In last week’s input with Anna we were looking into the relationship between maths and art. We looked at Mondrian, Fibonacci and the Golden Ratio – Phi.

Piet Mondrian was a Dutch artist who focused on Pointillism and Cubist art. His art was very geometric and is seen a lot in modern day art. – https://www.guggenheim.org/artwork/artist/piet-mondrian?gclid=CjwKCAjwssvPBRBBEiwASFoVd_XWXluR5gKRvWAB9ZhvVXuoW08LlVXAJYz3SyyIHQROWYoqqD5VpBoCdMYQAvD_BwE

When creating my Mondrian style art I wasn’t exactly sure how it related to maths as I wasn’t focusing on any maths concepts when doing it. I think this would need to be brought in explicitly so that children were actually learning some key maths concepts for example using the art to look at angles. However, I do think this is a good way to relax the pupils as when doing it I felt very calm and at ease which can enable learning (Hayes, 2010).

Next we went on to look at Fibonacci. This was something I had heard of before as I had done it in school myself. The sequence begins at 0 and 1, naturally, and goes on by adding the two numbers before it. E.g. 0 1 1 2 3 5 8 13 21 34 etc. The numbers of the Fibonacci sequence can be used to draw squares on graph paper in a spiral or circular direction. As you can see on the picture (ignore the blue lines – mistakes made by me along the way) the sequence begins in the centre with 1cm square then to the right another 1cm square is added. This is because in the Fibonacci sequence 0 + 1 = 1. The sequence is then continued, 1 + 1 = 2 so a 2cm square is added and so on.

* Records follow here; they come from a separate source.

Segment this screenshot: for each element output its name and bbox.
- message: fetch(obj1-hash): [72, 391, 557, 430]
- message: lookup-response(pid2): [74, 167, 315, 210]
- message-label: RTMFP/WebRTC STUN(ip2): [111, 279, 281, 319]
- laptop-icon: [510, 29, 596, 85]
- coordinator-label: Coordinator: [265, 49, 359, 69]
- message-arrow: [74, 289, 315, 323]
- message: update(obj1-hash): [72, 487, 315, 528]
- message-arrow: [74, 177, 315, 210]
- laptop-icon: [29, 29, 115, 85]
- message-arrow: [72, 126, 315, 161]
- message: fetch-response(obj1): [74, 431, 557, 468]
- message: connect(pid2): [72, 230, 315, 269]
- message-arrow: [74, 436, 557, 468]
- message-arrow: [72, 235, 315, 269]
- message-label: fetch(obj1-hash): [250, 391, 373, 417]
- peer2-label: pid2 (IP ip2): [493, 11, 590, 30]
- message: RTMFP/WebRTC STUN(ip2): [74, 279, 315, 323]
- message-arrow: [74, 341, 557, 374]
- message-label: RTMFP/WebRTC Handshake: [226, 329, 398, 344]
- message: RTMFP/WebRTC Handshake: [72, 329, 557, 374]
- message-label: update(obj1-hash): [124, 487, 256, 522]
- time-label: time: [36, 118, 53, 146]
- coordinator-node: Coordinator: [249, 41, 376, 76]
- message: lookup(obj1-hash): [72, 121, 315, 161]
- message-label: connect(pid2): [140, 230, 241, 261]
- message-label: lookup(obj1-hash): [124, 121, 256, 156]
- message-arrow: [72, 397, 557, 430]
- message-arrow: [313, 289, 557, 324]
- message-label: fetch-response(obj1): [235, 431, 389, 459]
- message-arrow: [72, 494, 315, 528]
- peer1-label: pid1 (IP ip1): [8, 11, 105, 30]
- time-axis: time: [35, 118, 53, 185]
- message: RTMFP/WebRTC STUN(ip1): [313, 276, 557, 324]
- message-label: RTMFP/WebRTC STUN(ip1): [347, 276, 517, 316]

This can then be used to draw a spiral from the middle of the first square and through the centre of every square on the page. This is known as the golden spiral or the golden ratio which can be symbolised by Phi. This video clip explains the spiral and how it’s seen in nature.

Phi denotes a special ratio of line segments. This ratio results when a line is divided in a special way. The lines are seen in the rectangles created on the graph paper. For example, the squares of 1, 1, 2 and 3 beside each other show a rectangle. Pickover (2009) said “we divide a line into two segments so that the ratio of the whole segment to the longer part is the same as the ratio of the longer part to the shorter part”.

(a+b)/b = b/a

The formula can be used with any rectangle in the sequence and the answer will come out to 1.6 every time or very close. This answer is seen by artists to be the number of beauty. This might explain why it’s seen in so many beautiful natural and living things on the planet, or maybe it’s another phenomena with no explanation which makes our planet so wonderful.

Hayes, D. (2010). *Learning and Teaching in Primary Schools**. *Exeter: Learning Matters.